GPU Enthusiasts Are Throwing a FET

The next GPU architecture from NVIDIA is expected to jump two process nodes.

NVIDIA is rumored to launch Pascal in early (~April-ish) 2016, although some are skeptical that it will even appear before the summer. The design was finalized months ago, and unconfirmed shipping information claims that chips are being stockpiled, which is typical when preparing to launch a product. It is expected to compete against AMD's rumored Arctic Islands architecture, which will, according to its also rumored numbers, be very similar to Pascal.

This architecture is a big one for several reasons.

Image Credit: WCCFTech

First, it will jump two full process nodes. Current desktop GPUs are manufactured at 28nm, which was first introduced with the GeForce GTX 680 all the way back in early 2012, but Pascal will be manufactured on TSMC's 16nm FinFET+ technology. Smaller features have several advantages, but a huge one for GPUs is the ability to fit more complex circuitry in the same die area. This means that you can include more copies of elements, such as shader cores, and do more in fixed-function hardware, like video encode and decode.

That said, we got a lot more life out of 28nm than we really should have. Chips like GM200 and Fiji are huge, relatively power-hungry, and complex, which is a terrible idea to produce when yields are low. I asked Josh Walrath, who is our go-to for analysis of fab processes, and he believes that FinFET+ is probably even more complicated today than 28nm was in the 2012 timeframe, which was when it launched for GPUs.

It's two full steps forward from where we started, but we've been tiptoeing since then.

Image Credit: WCCFTech

Second, Pascal will introduce HBM 2.0 to NVIDIA hardware. HBM 1.0 was introduced with AMD's Radeon Fury X, and it helped in numerous ways — from smaller card size to a triple-digit percentage increase in memory bandwidth. The 980 Ti can talk to its memory at about 300GB/s, while Pascal is rumored to push that to 1TB/s.

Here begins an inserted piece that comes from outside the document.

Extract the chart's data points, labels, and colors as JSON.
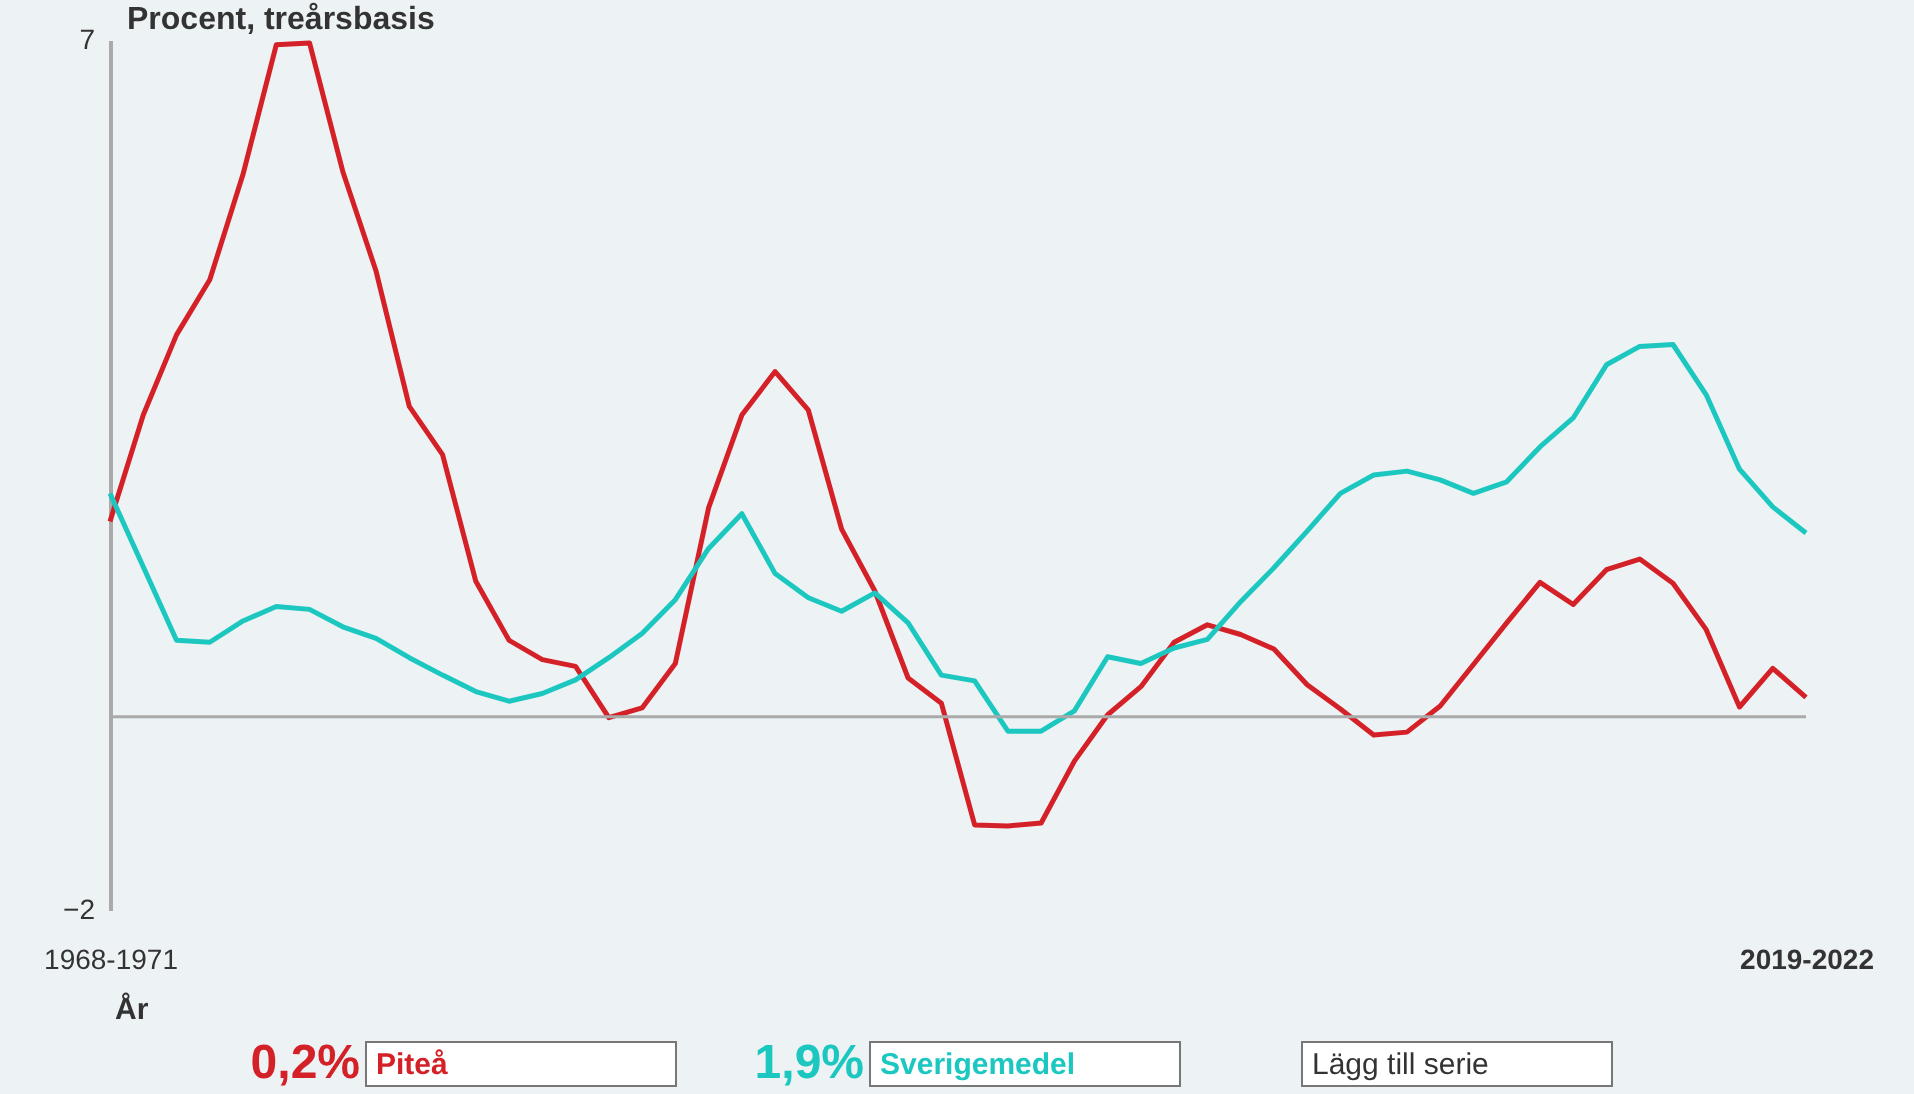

Capacity won't be sacrificed, either. The top-end card is expected to contain 16GB of global memory, which is twice what any console has. This means less streaming, higher resolution textures, and probably even left-over scratch space for the GPU to generate content in with compute shaders. Also, according to AMD, HBM is an easier architecture to communicate with than GDDR, which should mean a savings in die space that could be used for other things.

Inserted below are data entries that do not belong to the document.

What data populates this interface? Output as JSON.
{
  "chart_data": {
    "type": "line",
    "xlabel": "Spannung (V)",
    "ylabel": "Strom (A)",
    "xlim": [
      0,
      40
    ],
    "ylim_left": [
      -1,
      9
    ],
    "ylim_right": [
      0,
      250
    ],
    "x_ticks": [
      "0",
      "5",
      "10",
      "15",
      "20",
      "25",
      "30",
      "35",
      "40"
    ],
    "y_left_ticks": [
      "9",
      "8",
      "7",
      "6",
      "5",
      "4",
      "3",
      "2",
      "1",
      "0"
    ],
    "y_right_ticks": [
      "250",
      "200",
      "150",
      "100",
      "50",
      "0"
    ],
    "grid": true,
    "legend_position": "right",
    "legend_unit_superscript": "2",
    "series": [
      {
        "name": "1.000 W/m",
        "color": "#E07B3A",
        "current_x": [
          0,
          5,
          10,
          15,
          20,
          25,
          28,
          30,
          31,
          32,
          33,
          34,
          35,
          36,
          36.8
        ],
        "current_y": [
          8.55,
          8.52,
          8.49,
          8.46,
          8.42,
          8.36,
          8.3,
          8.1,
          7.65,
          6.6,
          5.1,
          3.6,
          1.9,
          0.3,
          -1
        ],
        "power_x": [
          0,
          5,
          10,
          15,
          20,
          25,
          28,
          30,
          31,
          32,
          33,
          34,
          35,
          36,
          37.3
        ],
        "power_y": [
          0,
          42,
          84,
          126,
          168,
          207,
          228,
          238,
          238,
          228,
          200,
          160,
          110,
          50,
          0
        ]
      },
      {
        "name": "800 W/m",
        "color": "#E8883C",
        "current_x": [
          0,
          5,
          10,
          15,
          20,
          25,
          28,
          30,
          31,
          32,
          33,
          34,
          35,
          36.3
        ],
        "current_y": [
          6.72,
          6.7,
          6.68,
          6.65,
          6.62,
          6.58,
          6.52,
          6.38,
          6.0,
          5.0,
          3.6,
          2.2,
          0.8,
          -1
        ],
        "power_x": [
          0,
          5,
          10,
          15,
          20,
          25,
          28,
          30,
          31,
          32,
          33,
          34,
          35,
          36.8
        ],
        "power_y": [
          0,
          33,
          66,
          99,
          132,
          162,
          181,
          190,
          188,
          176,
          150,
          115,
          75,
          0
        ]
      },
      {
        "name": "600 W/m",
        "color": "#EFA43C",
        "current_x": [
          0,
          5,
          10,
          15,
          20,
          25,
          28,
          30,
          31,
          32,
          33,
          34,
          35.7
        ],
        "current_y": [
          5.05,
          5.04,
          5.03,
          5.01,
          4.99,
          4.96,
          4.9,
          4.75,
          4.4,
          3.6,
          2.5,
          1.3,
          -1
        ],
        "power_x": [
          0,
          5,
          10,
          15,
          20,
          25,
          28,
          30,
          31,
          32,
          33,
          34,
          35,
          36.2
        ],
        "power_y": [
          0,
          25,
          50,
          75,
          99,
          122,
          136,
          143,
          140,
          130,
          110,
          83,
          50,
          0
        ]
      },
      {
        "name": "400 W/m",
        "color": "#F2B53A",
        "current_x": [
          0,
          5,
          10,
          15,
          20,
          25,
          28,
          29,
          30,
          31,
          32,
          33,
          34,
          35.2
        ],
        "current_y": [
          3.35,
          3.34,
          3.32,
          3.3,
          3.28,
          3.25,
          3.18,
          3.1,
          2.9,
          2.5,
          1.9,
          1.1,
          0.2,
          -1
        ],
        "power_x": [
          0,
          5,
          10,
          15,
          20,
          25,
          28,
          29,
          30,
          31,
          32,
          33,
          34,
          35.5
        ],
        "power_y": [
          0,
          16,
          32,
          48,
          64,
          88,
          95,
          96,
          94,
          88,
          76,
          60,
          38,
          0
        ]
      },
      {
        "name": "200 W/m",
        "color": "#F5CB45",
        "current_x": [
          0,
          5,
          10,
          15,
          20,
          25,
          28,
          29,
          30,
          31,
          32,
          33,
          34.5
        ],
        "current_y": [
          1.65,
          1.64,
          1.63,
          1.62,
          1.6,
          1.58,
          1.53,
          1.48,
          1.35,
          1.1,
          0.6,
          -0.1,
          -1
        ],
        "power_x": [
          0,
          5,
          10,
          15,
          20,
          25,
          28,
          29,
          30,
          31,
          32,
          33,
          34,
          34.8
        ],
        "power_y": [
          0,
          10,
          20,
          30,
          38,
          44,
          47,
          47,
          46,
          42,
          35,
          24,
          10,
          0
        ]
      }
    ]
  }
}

Third, the architecture includes native support for three levels of floating point precision. Maxwell, due to how limited 28nm was, saved on complexity by reducing 64-bit IEEE 754 decimal number performance to 1/32nd of 32-bit numbers, because FP64 values are rarely used in video games. This saved transistors, but was a huge, order-of-magnitude step back from the 1/3rd ratio found on the Kepler-based GK110. While it probably won't be back to the 1/2 ratio that was found in Fermi, Pascal should be much better suited for GPU compute.

Image Credit: WCCFTech

Mixed precision could help video games too, though. Remember how I said it supports three levels? The third one is 16-bit, which is half of the format that is commonly used in video games. Sometimes, that is sufficient. If so, Pascal is said to do these calculations at twice the rate of 32-bit. We'll need to see whether enough games (and other applications) are willing to drop down in precision to justify the die space that these dedicated circuits require, but it should double the performance of anything that does.

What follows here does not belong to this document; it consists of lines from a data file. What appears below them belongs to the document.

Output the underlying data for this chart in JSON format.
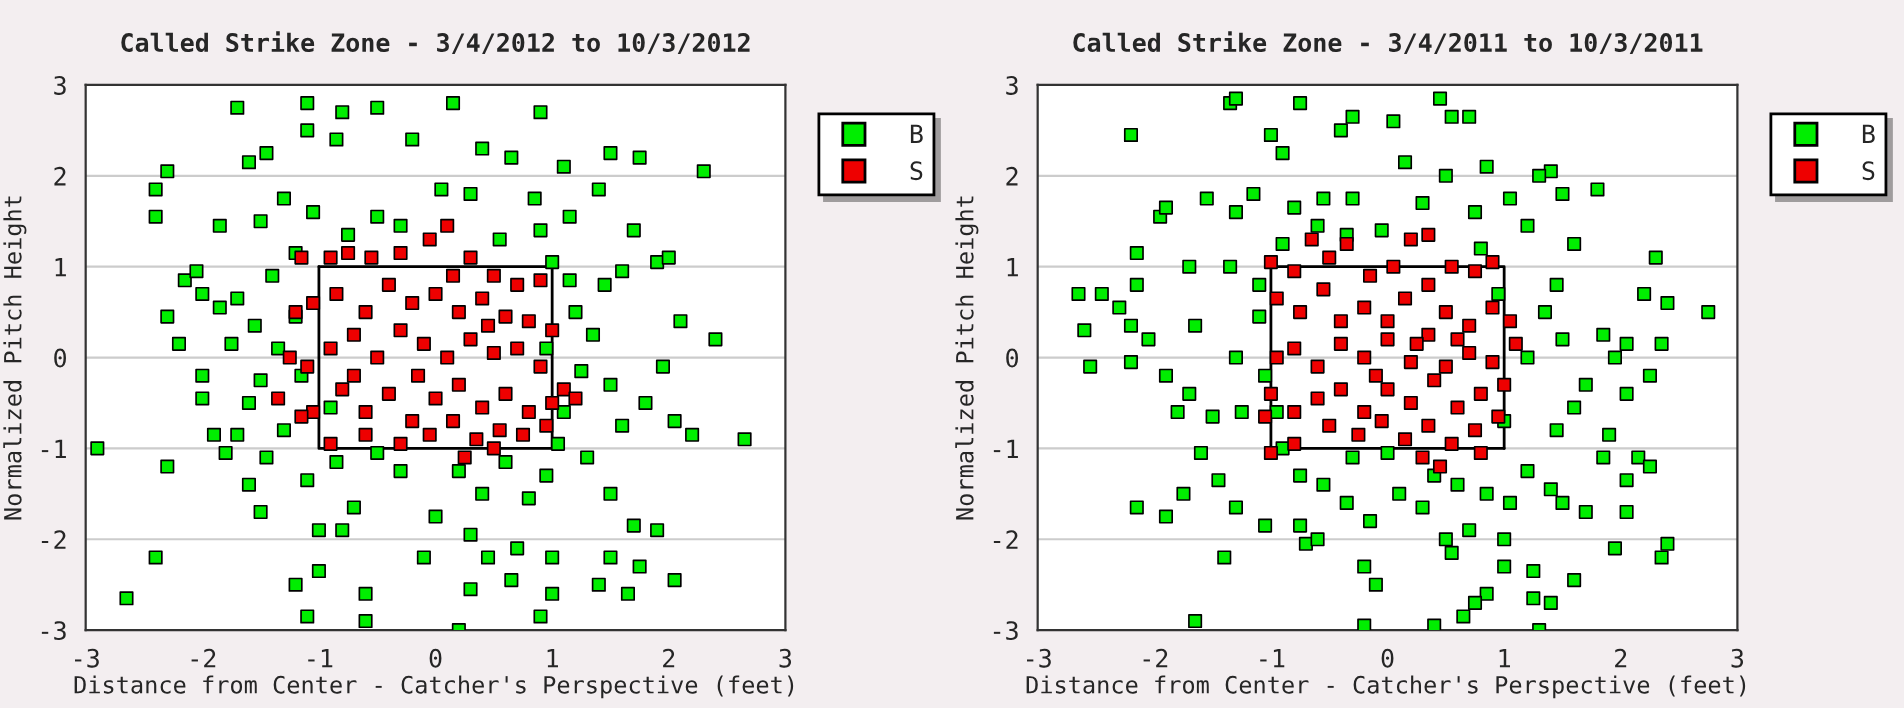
{
  "chart_data": [
    {
      "type": "scatter",
      "title": "Called Strike Zone - 3/4/2012 to 10/3/2012",
      "xlabel": "Distance from Center - Catcher's Perspective (feet)",
      "ylabel": "Normalized Pitch Height",
      "xlim": [
        -3,
        3
      ],
      "ylim": [
        -3,
        3
      ],
      "xticks": [
        -3,
        -2,
        -1,
        0,
        1,
        2,
        3
      ],
      "yticks": [
        -3,
        -2,
        -1,
        0,
        1,
        2,
        3
      ],
      "grid": "y",
      "legend": "top right",
      "marker": "square",
      "series": [
        {
          "name": "B",
          "color": "#00ee00",
          "x": [
            -2.9,
            -2.65,
            -2.4,
            -2.4,
            -2.4,
            -2.3,
            -2.3,
            -2.3,
            -2.15,
            -2.05,
            -2.0,
            -2.0,
            -1.9,
            -1.8,
            -1.85,
            -1.7,
            -1.6,
            -1.5,
            -1.45,
            -1.3,
            -1.1,
            -1.1,
            -0.85,
            -0.8,
            -0.5,
            -0.2,
            0.15,
            0.4,
            0.65,
            0.9,
            1.1,
            1.5,
            1.75,
            2.3,
            1.4,
            1.15,
            1.7,
            1.9,
            2.0,
            2.4,
            2.65,
            2.2,
            2.05,
            1.95,
            2.1,
            1.8,
            1.6,
            1.5,
            1.35,
            1.2,
            1.45,
            1.6,
            1.1,
            1.3,
            1.5,
            1.7,
            1.9,
            2.05,
            1.75,
            1.5,
            1.4,
            1.65,
            1.0,
            1.0,
            0.9,
            0.2,
            0.3,
            0.45,
            0.7,
            0.65,
            -0.1,
            -0.6,
            -0.6,
            -1.1,
            -1.2,
            -1.0,
            -1.0,
            -0.8,
            -0.7,
            -0.85,
            -1.1,
            -1.45,
            -1.3,
            -1.5,
            -1.6,
            -1.7,
            -1.6,
            -1.5,
            -1.35,
            -1.55,
            -1.7,
            -1.85,
            -1.75,
            -2.0,
            -2.2,
            -1.4,
            -1.2,
            -1.05,
            -0.75,
            -0.5,
            -0.3,
            0.05,
            0.3,
            0.55,
            0.85,
            0.9,
            1.0,
            0.2,
            0.4,
            0.6,
            0.8,
            0.95,
            -0.3,
            -0.5,
            0.0,
            0.3,
            1.05,
            1.25,
            0.95,
            1.15,
            -1.15,
            -1.2,
            -0.9
          ],
          "values": [
            -1.0,
            -2.65,
            -2.2,
            1.85,
            1.55,
            2.05,
            0.45,
            -1.2,
            0.85,
            0.95,
            0.7,
            -0.2,
            -0.85,
            -1.05,
            1.45,
            2.75,
            2.15,
            1.5,
            2.25,
            1.75,
            2.8,
            2.5,
            2.4,
            2.7,
            2.75,
            2.4,
            2.8,
            2.3,
            2.2,
            2.7,
            2.1,
            2.25,
            2.2,
            2.05,
            1.85,
            1.55,
            1.4,
            1.05,
            1.1,
            0.2,
            -0.9,
            -0.85,
            -0.7,
            -0.1,
            0.4,
            -0.5,
            -0.75,
            -0.3,
            0.25,
            0.5,
            0.8,
            0.95,
            -0.6,
            -1.1,
            -1.5,
            -1.85,
            -1.9,
            -2.45,
            -2.3,
            -2.2,
            -2.5,
            -2.6,
            -2.6,
            -2.2,
            -2.85,
            -3.0,
            -2.55,
            -2.2,
            -2.1,
            -2.45,
            -2.2,
            -2.6,
            -2.9,
            -2.85,
            -2.5,
            -2.35,
            -1.9,
            -1.9,
            -1.65,
            -1.15,
            -1.35,
            -1.1,
            -0.8,
            -1.7,
            -1.4,
            -0.85,
            -0.5,
            -0.25,
            0.1,
            0.35,
            0.65,
            0.55,
            0.15,
            -0.45,
            0.15,
            0.9,
            1.15,
            1.6,
            1.35,
            1.55,
            1.45,
            1.85,
            1.8,
            1.3,
            1.75,
            1.4,
            1.05,
            -1.25,
            -1.5,
            -1.15,
            -1.55,
            -1.3,
            -1.25,
            -1.05,
            -1.75,
            -1.95,
            -0.95,
            -0.15,
            0.1,
            0.85,
            -0.2,
            0.45,
            -0.55
          ]
        },
        {
          "name": "S",
          "color": "#ee0000",
          "x": [
            -1.15,
            -0.9,
            -0.75,
            -0.55,
            -0.3,
            -0.05,
            0.1,
            0.3,
            0.5,
            0.7,
            0.9,
            -1.05,
            -0.85,
            -0.6,
            -0.4,
            -0.2,
            0.0,
            0.2,
            0.4,
            0.6,
            0.8,
            1.0,
            -1.2,
            -1.25,
            -1.1,
            -0.9,
            -0.7,
            -0.5,
            -0.3,
            -0.1,
            0.1,
            0.3,
            0.5,
            0.7,
            0.9,
            1.1,
            1.2,
            -1.35,
            -1.05,
            -0.8,
            -0.6,
            -0.4,
            -0.2,
            0.0,
            0.2,
            0.4,
            0.6,
            0.8,
            1.0,
            -0.9,
            -0.6,
            -0.3,
            -0.05,
            0.15,
            0.35,
            0.55,
            0.75,
            0.95,
            0.25,
            0.5,
            -1.15,
            -0.7,
            0.15,
            -0.15,
            0.45
          ],
          "values": [
            1.1,
            1.1,
            1.15,
            1.1,
            1.15,
            1.3,
            1.45,
            1.1,
            0.9,
            0.8,
            0.85,
            0.6,
            0.7,
            0.5,
            0.8,
            0.6,
            0.7,
            0.5,
            0.65,
            0.45,
            0.4,
            0.3,
            0.5,
            0.0,
            -0.1,
            0.1,
            0.25,
            0.0,
            0.3,
            0.15,
            0.0,
            0.2,
            0.05,
            0.1,
            -0.1,
            -0.35,
            -0.45,
            -0.45,
            -0.6,
            -0.35,
            -0.6,
            -0.4,
            -0.7,
            -0.45,
            -0.3,
            -0.55,
            -0.4,
            -0.6,
            -0.5,
            -0.95,
            -0.85,
            -0.95,
            -0.85,
            -0.7,
            -0.9,
            -0.8,
            -0.85,
            -0.75,
            -1.1,
            -1.0,
            -0.65,
            -0.2,
            0.9,
            -0.2,
            0.35
          ]
        },
        {
          "type": "line",
          "marker": "none",
          "color": "#000000",
          "x": [
            -1,
            -1,
            1
          ],
          "values": [
            1,
            -1,
            -1
          ]
        },
        {
          "type": "line",
          "marker": "none",
          "color": "#000000",
          "x": [
            -1,
            1,
            1
          ],
          "values": [
            1,
            1,
            -1
          ]
        }
      ]
    },
    {
      "type": "scatter",
      "title": "Called Strike Zone - 3/4/2011 to 10/3/2011",
      "xlabel": "Distance from Center - Catcher's Perspective (feet)",
      "ylabel": "Normalized Pitch Height",
      "xlim": [
        -3,
        3
      ],
      "ylim": [
        -3,
        3
      ],
      "xticks": [
        -3,
        -2,
        -1,
        0,
        1,
        2,
        3
      ],
      "yticks": [
        -3,
        -2,
        -1,
        0,
        1,
        2,
        3
      ],
      "grid": "y",
      "legend": "top right",
      "marker": "square",
      "series": [
        {
          "name": "B",
          "color": "#00ee00",
          "x": [
            -2.65,
            -2.6,
            -2.55,
            -2.45,
            -2.3,
            -2.2,
            -2.2,
            -2.15,
            -2.15,
            -2.2,
            -2.15,
            -2.05,
            -1.95,
            -1.9,
            -1.9,
            -1.9,
            -1.8,
            -1.75,
            -1.7,
            -1.7,
            -1.65,
            -1.65,
            -1.6,
            -1.55,
            -1.5,
            -1.45,
            -1.4,
            -1.35,
            -1.3,
            -1.35,
            -1.3,
            -1.3,
            -1.3,
            -1.25,
            -1.15,
            -1.1,
            -1.05,
            -1.0,
            -0.9,
            -0.8,
            -0.75,
            -0.75,
            -0.7,
            -0.6,
            -0.55,
            -0.4,
            -0.3,
            -0.3,
            -0.2,
            -0.2,
            -0.1,
            -0.05,
            0.05,
            0.15,
            0.3,
            0.45,
            0.55,
            0.7,
            0.85,
            0.75,
            0.5,
            1.05,
            1.4,
            1.3,
            1.5,
            1.8,
            1.2,
            1.6,
            2.3,
            2.4,
            2.75,
            2.35,
            2.2,
            2.05,
            1.95,
            1.85,
            2.25,
            2.05,
            1.9,
            1.85,
            2.15,
            2.25,
            2.05,
            1.95,
            2.05,
            2.35,
            2.4,
            1.7,
            1.6,
            1.4,
            1.25,
            1.25,
            1.3,
            1.0,
            1.0,
            0.85,
            0.75,
            0.65,
            0.4,
            0.5,
            0.55,
            0.7,
            0.3,
            0.1,
            0.4,
            0.6,
            0.85,
            1.05,
            1.2,
            1.4,
            1.5,
            1.45,
            1.6,
            1.7,
            1.5,
            1.35,
            1.45,
            1.2,
            1.0,
            -0.35,
            -0.55,
            -0.75,
            -0.9,
            -0.95,
            -1.05,
            -1.1,
            -0.9,
            -0.6,
            -0.35,
            0.8,
            0.95,
            -0.15,
            0.0,
            -0.3
          ],
          "values": [
            0.7,
            0.3,
            -0.1,
            0.7,
            0.55,
            0.35,
            2.45,
            1.15,
            0.8,
            -0.05,
            -1.65,
            0.2,
            1.55,
            1.65,
            -1.75,
            -0.2,
            -0.6,
            -1.5,
            1.0,
            -0.4,
            0.35,
            -2.9,
            -1.05,
            1.75,
            -0.65,
            -1.35,
            -2.2,
            2.8,
            2.85,
            1.0,
            0.0,
            -1.65,
            1.6,
            -0.6,
            1.8,
            0.45,
            -1.85,
            2.45,
            2.25,
            1.65,
            2.8,
            -1.85,
            -2.05,
            -2.0,
            1.75,
            2.5,
            2.65,
            1.75,
            -2.3,
            -2.95,
            -2.5,
            1.4,
            2.6,
            2.15,
            1.7,
            2.85,
            2.65,
            2.65,
            2.1,
            1.6,
            2.0,
            1.75,
            2.05,
            2.0,
            1.8,
            1.85,
            1.45,
            1.25,
            1.1,
            0.6,
            0.5,
            0.15,
            0.7,
            0.15,
            0.0,
            0.25,
            -0.2,
            -0.4,
            -0.85,
            -1.1,
            -1.1,
            -1.2,
            -1.35,
            -2.1,
            -1.7,
            -2.2,
            -2.05,
            -1.7,
            -2.45,
            -2.7,
            -2.35,
            -2.65,
            -3.0,
            -2.3,
            -2.0,
            -2.6,
            -2.7,
            -2.85,
            -2.95,
            -2.0,
            -2.15,
            -1.9,
            -1.65,
            -1.5,
            -1.3,
            -1.4,
            -1.5,
            -1.6,
            -1.25,
            -1.45,
            -1.6,
            -0.8,
            -0.55,
            -0.3,
            0.2,
            0.5,
            0.8,
            0.0,
            -0.7,
            -1.6,
            -1.4,
            -1.3,
            -1.0,
            -0.6,
            -0.2,
            0.8,
            1.25,
            1.45,
            1.35,
            1.2,
            0.7,
            -1.8,
            -1.05,
            -1.1
          ]
        },
        {
          "name": "S",
          "color": "#ee0000",
          "x": [
            -1.0,
            -0.8,
            -0.65,
            -0.5,
            -0.35,
            -0.15,
            0.05,
            0.2,
            0.35,
            0.55,
            0.75,
            0.9,
            -0.95,
            -0.75,
            -0.55,
            -0.4,
            -0.2,
            0.0,
            0.15,
            0.35,
            0.5,
            0.7,
            0.9,
            1.05,
            -0.95,
            -0.8,
            -0.6,
            -0.4,
            -0.2,
            0.0,
            0.2,
            0.35,
            0.5,
            0.7,
            0.9,
            1.1,
            -1.0,
            -0.8,
            -0.6,
            -0.4,
            -0.2,
            0.0,
            0.2,
            0.4,
            0.6,
            0.8,
            1.0,
            -1.05,
            -0.8,
            -0.5,
            -0.25,
            -0.05,
            0.15,
            0.35,
            0.55,
            0.75,
            0.95,
            -1.0,
            0.3,
            0.45,
            0.8,
            0.25,
            -0.1,
            0.6
          ],
          "values": [
            1.05,
            0.95,
            1.3,
            1.1,
            1.25,
            0.9,
            1.0,
            1.3,
            1.35,
            1.0,
            0.95,
            1.05,
            0.65,
            0.5,
            0.75,
            0.4,
            0.55,
            0.4,
            0.65,
            0.8,
            0.5,
            0.35,
            0.55,
            0.4,
            0.0,
            0.1,
            -0.1,
            0.15,
            0.0,
            0.2,
            -0.05,
            0.25,
            -0.1,
            0.05,
            -0.05,
            0.15,
            -0.4,
            -0.6,
            -0.45,
            -0.35,
            -0.6,
            -0.35,
            -0.5,
            -0.25,
            -0.55,
            -0.4,
            -0.3,
            -0.65,
            -0.95,
            -0.75,
            -0.85,
            -0.7,
            -0.9,
            -0.75,
            -0.95,
            -0.8,
            -0.65,
            -1.05,
            -1.1,
            -1.2,
            -1.05,
            0.15,
            -0.2,
            0.2
          ]
        },
        {
          "type": "line",
          "marker": "none",
          "color": "#000000",
          "x": [
            -1,
            -1,
            1
          ],
          "values": [
            1,
            -1,
            -1
          ]
        },
        {
          "type": "line",
          "marker": "none",
          "color": "#000000",
          "x": [
            -1,
            1,
            1
          ],
          "values": [
            1,
            1,
            -1
          ]
        }
      ]
    }
  ]
}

So basically, this generation should provide a massive jump in performance that enthusiasts have been waiting for. Increases in GPU memory bandwidth and the amount of features that can be printed into the die are two major bottlenecks for most modern games and GPU-accelerated software. We'll need to wait for benchmarks to see how the theoretical maps to practical, but it's a good sign.